Note that the exponential distribution depends on a parameter, \(\lambda\). No matter what the value of \(\lambda\), though, we have

\[\int_{-\infty}^{\infty} f_{\lambda}(x) \ dx = \int_0^{\infty} \lambda e^{-\lambda x} \ dx = 1.\]

The larger \(\lambda\), the more concentrated the distribution is near zero:

PDF vs CDF

Probability and statistics are rife with acronyms. Here are a couple of important ones:

PDF or Probability Density Function
CDF or Cumulative Density Function

You might see Density replaced with Distribution; the preferred reading can be context dependent. The essential difference between PDF and CDF, though, is that PDF is local, while CDF is cumulative.

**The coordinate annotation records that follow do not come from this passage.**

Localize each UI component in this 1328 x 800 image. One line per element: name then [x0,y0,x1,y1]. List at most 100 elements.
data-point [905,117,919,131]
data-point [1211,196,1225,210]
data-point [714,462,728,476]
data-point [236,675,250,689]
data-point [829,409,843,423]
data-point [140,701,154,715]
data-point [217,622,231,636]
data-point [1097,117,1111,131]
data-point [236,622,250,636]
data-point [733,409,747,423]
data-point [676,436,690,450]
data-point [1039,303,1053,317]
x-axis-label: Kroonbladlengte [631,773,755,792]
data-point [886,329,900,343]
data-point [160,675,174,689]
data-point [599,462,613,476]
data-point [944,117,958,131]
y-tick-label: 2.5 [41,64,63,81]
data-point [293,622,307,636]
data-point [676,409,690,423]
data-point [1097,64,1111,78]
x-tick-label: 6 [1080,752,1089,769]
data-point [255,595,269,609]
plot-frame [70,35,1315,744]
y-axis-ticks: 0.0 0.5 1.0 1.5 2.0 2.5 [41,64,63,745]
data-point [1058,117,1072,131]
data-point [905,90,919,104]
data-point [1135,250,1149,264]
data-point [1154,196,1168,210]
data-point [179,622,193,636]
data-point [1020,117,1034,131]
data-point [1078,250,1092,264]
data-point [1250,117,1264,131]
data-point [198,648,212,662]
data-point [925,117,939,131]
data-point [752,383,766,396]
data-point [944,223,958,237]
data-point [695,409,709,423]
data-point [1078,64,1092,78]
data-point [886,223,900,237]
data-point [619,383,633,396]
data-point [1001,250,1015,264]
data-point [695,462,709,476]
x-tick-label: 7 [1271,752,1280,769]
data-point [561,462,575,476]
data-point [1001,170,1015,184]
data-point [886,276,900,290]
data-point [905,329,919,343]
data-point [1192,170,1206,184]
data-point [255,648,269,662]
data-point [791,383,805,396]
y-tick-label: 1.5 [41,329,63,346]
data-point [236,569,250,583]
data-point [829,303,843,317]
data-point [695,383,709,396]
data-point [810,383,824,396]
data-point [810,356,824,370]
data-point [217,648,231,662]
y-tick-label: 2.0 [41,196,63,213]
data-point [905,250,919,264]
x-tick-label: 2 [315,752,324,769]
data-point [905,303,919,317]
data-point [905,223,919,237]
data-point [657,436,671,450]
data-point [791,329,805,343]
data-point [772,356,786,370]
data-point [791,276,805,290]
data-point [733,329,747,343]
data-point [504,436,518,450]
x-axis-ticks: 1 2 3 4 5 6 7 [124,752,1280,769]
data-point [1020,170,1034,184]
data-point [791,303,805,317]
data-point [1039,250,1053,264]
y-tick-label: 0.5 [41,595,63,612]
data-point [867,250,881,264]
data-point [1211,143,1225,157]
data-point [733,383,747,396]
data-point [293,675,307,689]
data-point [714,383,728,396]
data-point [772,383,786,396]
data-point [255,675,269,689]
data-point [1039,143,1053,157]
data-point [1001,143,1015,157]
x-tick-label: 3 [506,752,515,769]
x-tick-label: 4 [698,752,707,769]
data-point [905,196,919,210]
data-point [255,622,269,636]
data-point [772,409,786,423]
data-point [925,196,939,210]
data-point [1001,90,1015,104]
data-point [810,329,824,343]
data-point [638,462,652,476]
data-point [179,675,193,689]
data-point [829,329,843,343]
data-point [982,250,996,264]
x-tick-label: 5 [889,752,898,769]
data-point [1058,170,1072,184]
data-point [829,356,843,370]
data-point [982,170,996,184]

Put another way, the PDF \(f\) is the function that you integrate to get the CDF \(F\):

\[F(x) = \int_{-\infty}^x f(\chi) \ d\chi.\]

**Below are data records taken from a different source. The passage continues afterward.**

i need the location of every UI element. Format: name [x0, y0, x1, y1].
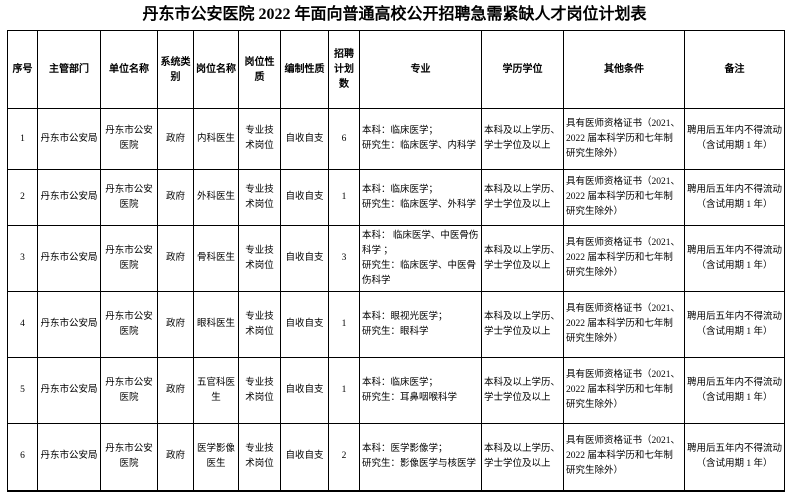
cell-system: 政府	[157, 169, 194, 226]
cell-degree: 本科及以上学历、学士学位及以上	[481, 291, 564, 358]
col-header-unit: 单位名称	[100, 30, 158, 109]
cell-dept: 丹东市公安局	[37, 108, 101, 170]
cell-other: 具有医师资格证书（2021、2022 届本科学历和七年制研究生除外）	[563, 169, 685, 226]
cell-degree: 本科及以上学历、学士学位及以上	[481, 108, 564, 170]
cell-nature: 专业技术岗位	[238, 169, 281, 226]
table-row: 3 丹东市公安局 丹东市公安医院 政府 骨科医生 专业技术岗位 自收自支 3 本…	[7, 225, 785, 292]
table-row: 2 丹东市公安局 丹东市公安医院 政府 外科医生 专业技术岗位 自收自支 1 本…	[7, 169, 785, 226]
cell-major: 本科：临床医学； 研究生：耳鼻咽喉科学	[359, 357, 482, 424]
cell-seq: 4	[7, 291, 38, 358]
table-row: 5 丹东市公安局 丹东市公安医院 政府 五官科医生 专业技术岗位 自收自支 1 …	[7, 357, 785, 424]
col-header-degree: 学历学位	[481, 30, 564, 109]
cell-note: 聘用后五年内不得流动（含试用期 1 年）	[684, 423, 785, 491]
cell-establishment: 自收自支	[280, 108, 329, 170]
cell-degree: 本科及以上学历、学士学位及以上	[481, 169, 564, 226]
cell-seq: 2	[7, 169, 38, 226]
cell-other: 具有医师资格证书（2021、2022 届本科学历和七年制研究生除外）	[563, 357, 685, 424]
cell-major: 本科： 临床医学、中医骨伤科学 ； 研究生：临床医学、中医骨伤科学	[359, 225, 482, 292]
col-header-count: 招聘计划数	[328, 30, 360, 109]
cell-position: 外科医生	[193, 169, 239, 226]
recruitment-plan-table: 序号 主管部门 单位名称 系统类别 岗位名称 岗位性质 编制性质 招聘计划数 专…	[7, 30, 785, 492]
cell-count: 1	[328, 357, 360, 424]
col-header-major: 专业	[359, 30, 482, 109]
cell-major: 本科：临床医学； 研究生：临床医学、外科学	[359, 169, 482, 226]
cell-seq: 1	[7, 108, 38, 170]
cell-establishment: 自收自支	[280, 225, 329, 292]
cell-nature: 专业技术岗位	[238, 291, 281, 358]
cell-unit: 丹东市公安医院	[100, 225, 158, 292]
cell-degree: 本科及以上学历、学士学位及以上	[481, 357, 564, 424]
cell-other: 具有医师资格证书（2021、2022 届本科学历和七年制研究生除外）	[563, 291, 685, 358]
cell-establishment: 自收自支	[280, 357, 329, 424]
table-row: 1 丹东市公安局 丹东市公安医院 政府 内科医生 专业技术岗位 自收自支 6 本…	[7, 108, 785, 170]
cell-degree: 本科及以上学历、学士学位及以上	[481, 225, 564, 292]
col-header-dept: 主管部门	[37, 30, 101, 109]
col-header-note: 备注	[684, 30, 785, 109]
cell-establishment: 自收自支	[280, 423, 329, 491]
page-title: 丹东市公安医院 2022 年面向普通高校公开招聘急需紧缺人才岗位计划表	[142, 6, 647, 23]
cell-establishment: 自收自支	[280, 169, 329, 226]
cell-note: 聘用后五年内不得流动（含试用期 1 年）	[684, 225, 785, 292]
table-row: 6 丹东市公安局 丹东市公安医院 政府 医学影像医生 专业技术岗位 自收自支 2…	[7, 423, 785, 491]
cell-system: 政府	[157, 291, 194, 358]
cell-nature: 专业技术岗位	[238, 357, 281, 424]
cell-dept: 丹东市公安局	[37, 357, 101, 424]
cell-position: 医学影像医生	[193, 423, 239, 491]
cell-note: 聘用后五年内不得流动（含试用期 1 年）	[684, 291, 785, 358]
cell-nature: 专业技术岗位	[238, 225, 281, 292]
col-header-system: 系统类别	[157, 30, 194, 109]
col-header-other: 其他条件	[563, 30, 685, 109]
col-header-seq: 序号	[7, 30, 38, 109]
cell-nature: 专业技术岗位	[238, 423, 281, 491]
cell-establishment: 自收自支	[280, 291, 329, 358]
cell-unit: 丹东市公安医院	[100, 108, 158, 170]
cell-count: 1	[328, 291, 360, 358]
cell-major: 本科：医学影像学； 研究生：影像医学与核医学	[359, 423, 482, 491]
cell-nature: 专业技术岗位	[238, 108, 281, 170]
cell-major: 本科：眼视光医学； 研究生：眼科学	[359, 291, 482, 358]
cell-unit: 丹东市公安医院	[100, 169, 158, 226]
cell-count: 2	[328, 423, 360, 491]
cell-count: 3	[328, 225, 360, 292]
cell-system: 政府	[157, 357, 194, 424]
cell-position: 内科医生	[193, 108, 239, 170]
cell-note: 聘用后五年内不得流动（含试用期 1 年）	[684, 169, 785, 226]
cell-system: 政府	[157, 225, 194, 292]
cell-position: 五官科医生	[193, 357, 239, 424]
cell-dept: 丹东市公安局	[37, 291, 101, 358]
cell-seq: 3	[7, 225, 38, 292]
cell-note: 聘用后五年内不得流动（含试用期 1 年）	[684, 108, 785, 170]
cell-system: 政府	[157, 108, 194, 170]
cell-dept: 丹东市公安局	[37, 169, 101, 226]
cell-count: 1	[328, 169, 360, 226]
cell-system: 政府	[157, 423, 194, 491]
header-row: 序号 主管部门 单位名称 系统类别 岗位名称 岗位性质 编制性质 招聘计划数 专…	[7, 30, 785, 109]
cell-seq: 5	[7, 357, 38, 424]
cell-position: 眼科医生	[193, 291, 239, 358]
cell-seq: 6	[7, 423, 38, 491]
cell-major: 本科：临床医学； 研究生：临床医学、内科学	[359, 108, 482, 170]
cell-other: 具有医师资格证书（2021、2022 届本科学历和七年制研究生除外）	[563, 225, 685, 292]
cell-count: 6	[328, 108, 360, 170]
cell-dept: 丹东市公安局	[37, 225, 101, 292]
cell-degree: 本科及以上学历、学士学位及以上	[481, 423, 564, 491]
col-header-nature: 岗位性质	[238, 30, 281, 109]
table-row: 4 丹东市公安局 丹东市公安医院 政府 眼科医生 专业技术岗位 自收自支 1 本…	[7, 291, 785, 358]
col-header-establishment: 编制性质	[280, 30, 329, 109]
cell-unit: 丹东市公安医院	[100, 291, 158, 358]
cell-unit: 丹东市公安医院	[100, 423, 158, 491]
cell-other: 具有医师资格证书（2021、2022 届本科学历和七年制研究生除外）	[563, 108, 685, 170]
cell-unit: 丹东市公安医院	[100, 357, 158, 424]
cell-other: 具有医师资格证书（2021、2022 届本科学历和七年制研究生除外）	[563, 423, 685, 491]
cell-position: 骨科医生	[193, 225, 239, 292]
cell-dept: 丹东市公安局	[37, 423, 101, 491]
col-header-position: 岗位名称	[193, 30, 239, 109]
cell-note: 聘用后五年内不得流动（含试用期 1 年）	[684, 357, 785, 424]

The the CDF should always be continuous and non-decreasing with \[\lim_{x\to -\infty} F(x) = 0 \: \text{ and } \: \lim_{x\to\infty} F(x) = 1.\]

Here’s the CDF for the exponential distribution with \(\lambda = 1\):

Mean and variance

I guess we already know mean and variance for discrete random variables:

\(\displaystyle \mu = \sum_{i} x_i \ p(x_i)\) and
\(\displaystyle \sigma^2 = \sum_{i} (x_i-\mu)^2 \ p(x_i)\).

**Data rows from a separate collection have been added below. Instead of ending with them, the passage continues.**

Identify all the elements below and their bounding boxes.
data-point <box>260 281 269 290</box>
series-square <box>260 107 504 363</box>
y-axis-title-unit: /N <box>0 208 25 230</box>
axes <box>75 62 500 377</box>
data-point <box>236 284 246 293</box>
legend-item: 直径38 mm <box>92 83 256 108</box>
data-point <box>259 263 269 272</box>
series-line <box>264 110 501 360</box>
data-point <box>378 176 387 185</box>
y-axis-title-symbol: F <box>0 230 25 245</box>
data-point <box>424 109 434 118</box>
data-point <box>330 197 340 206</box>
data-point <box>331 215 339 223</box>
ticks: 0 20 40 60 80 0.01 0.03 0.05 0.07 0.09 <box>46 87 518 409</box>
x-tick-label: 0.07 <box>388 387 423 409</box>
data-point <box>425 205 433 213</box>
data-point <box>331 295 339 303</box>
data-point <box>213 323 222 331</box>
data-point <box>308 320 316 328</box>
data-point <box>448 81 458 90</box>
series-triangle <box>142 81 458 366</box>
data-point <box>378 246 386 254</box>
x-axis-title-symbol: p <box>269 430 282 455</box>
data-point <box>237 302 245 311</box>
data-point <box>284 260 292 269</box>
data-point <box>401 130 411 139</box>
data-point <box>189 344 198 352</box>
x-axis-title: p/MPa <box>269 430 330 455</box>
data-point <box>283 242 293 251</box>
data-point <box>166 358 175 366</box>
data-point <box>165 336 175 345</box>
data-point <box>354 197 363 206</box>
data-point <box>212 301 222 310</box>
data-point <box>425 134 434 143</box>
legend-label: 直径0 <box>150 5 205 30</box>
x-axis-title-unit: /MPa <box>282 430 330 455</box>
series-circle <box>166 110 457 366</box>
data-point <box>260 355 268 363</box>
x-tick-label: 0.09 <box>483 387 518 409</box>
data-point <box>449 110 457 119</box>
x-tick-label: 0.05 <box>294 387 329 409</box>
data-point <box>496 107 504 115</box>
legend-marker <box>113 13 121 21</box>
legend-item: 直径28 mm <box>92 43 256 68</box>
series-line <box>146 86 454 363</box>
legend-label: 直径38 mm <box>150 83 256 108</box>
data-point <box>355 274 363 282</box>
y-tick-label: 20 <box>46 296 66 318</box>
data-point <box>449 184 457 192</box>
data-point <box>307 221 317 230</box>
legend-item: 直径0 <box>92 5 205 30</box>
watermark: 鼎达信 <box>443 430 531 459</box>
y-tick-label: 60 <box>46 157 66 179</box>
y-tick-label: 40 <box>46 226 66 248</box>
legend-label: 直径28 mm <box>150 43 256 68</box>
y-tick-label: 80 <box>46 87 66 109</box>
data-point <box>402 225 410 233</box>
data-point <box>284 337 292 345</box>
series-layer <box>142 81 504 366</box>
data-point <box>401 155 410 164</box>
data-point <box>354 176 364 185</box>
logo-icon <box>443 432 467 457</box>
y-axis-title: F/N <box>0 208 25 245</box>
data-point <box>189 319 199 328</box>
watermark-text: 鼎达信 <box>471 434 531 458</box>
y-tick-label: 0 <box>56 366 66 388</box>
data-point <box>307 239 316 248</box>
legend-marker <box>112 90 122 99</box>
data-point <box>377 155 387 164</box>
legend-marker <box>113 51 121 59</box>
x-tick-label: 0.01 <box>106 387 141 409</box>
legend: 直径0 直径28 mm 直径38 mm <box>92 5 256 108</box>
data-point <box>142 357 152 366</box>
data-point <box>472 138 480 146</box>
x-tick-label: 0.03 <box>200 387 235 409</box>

There are analogous concepts for continuous random variables:

\(\displaystyle \mu = \int_{-\infty}^{\infty} x \ f(x) \ dx\)
\(\displaystyle \sigma^2 = \int_{-\infty}^{\infty} (x-\mu)^2 \ f(x) \ dx\).

As with discrete distributions, the variance is the square of the standard deviation. Both variance and standard deviation are important:

The standard deviation has the same units as the data
The variance is simpler algebraically
- For example, the sum of the variance of independent random variables is additive.

Uniform mean and variance

We can compute the mean and variance of the uniform distribution over the interval \([a,b]\) directly:

\[\mu = \int_a^b \frac{x}{b-a} \ dx = \frac{1}{2(b-a)} (b^2 - a^2) = \frac{1}{2}(a+b)\]

\[\sigma^2 = \int_a^b \frac{1}{b-a} \left(x - \frac{1}{2(a+b)}\right)^2 \ dx = \frac{1}{12}(a-b)^2.\]

Note that the mean is the midpoint of the interval, exactly as expected. The variance is small when the interval is small and increases with the size of the interval, also as expected.

Exponential mean and variance

The mean and variance of the exponential distribution can also be determined using integration by parts:

\[\mu = \int_0^{\infty} \lambda x e^{-\lambda x} \ dx = \frac{1}{\lambda}\] \[\sigma^2 = \int_0^{\infty} \lambda (x-1/\lambda)^2 e^{-\lambda x} \ dx = \frac{1}{\lambda^2}\]

As \(\lambda\) increases, the distribution becomes more concentrated near zero; thus, the mean and variance both decrease to zero.

Which integration techniques do we need to know??

We all need to know basic integration techniques up to and including \(u\)-substitution.
- Changing bounds of integration in \(u\)-subs is of particular importance.
We’ll need to understand improper integrals, since the most important continuous distributions are defined over unbounded intervals.
It’s worth knowing about integration by parts but it’s unlikely that specific IBP problems would occur on a quiz or exam.
It’s also worth knowing about numerical integration
- Probabilities computed with the normal distribution are computed with numerical techniques.

Probablistic problems

Let’s make sure we know how problems stated in the language of probability theory might look.

To be clear, you can find these on our MyOpenMath course.

Uniform example

Suppose that waves crash onto the beach every 5.8 seconds. More precisely, the time from when a person arrives at the shoreline until a crashing wave is observed follows a Uniform distribution from 0 to 5.8 seconds.

What is the mean of this distribution?
What is the standard deviation?
What’s the probability that a wave will crash on the beach within 3.14 seconds of a person’s arrival?
What’s the probability that a wave will crash on the beach at exactly 3.14 seconds of a person’s arrival?
What’s the probability that it will take more than 5 seconds from the time a person arrives until a wave crashes?

Exponential example

Suppose that a random variable \(X\) has an exponential distribution: \[f(x) = \lambda e^{-2.5 x},\] for \(x>0\).

Determine the value of \(\lambda\).
Compute \(P(X>0.3)\).
Compute the mean of \(X\).

HW

You’ve got problems like these on MyOpenMath due Thursday.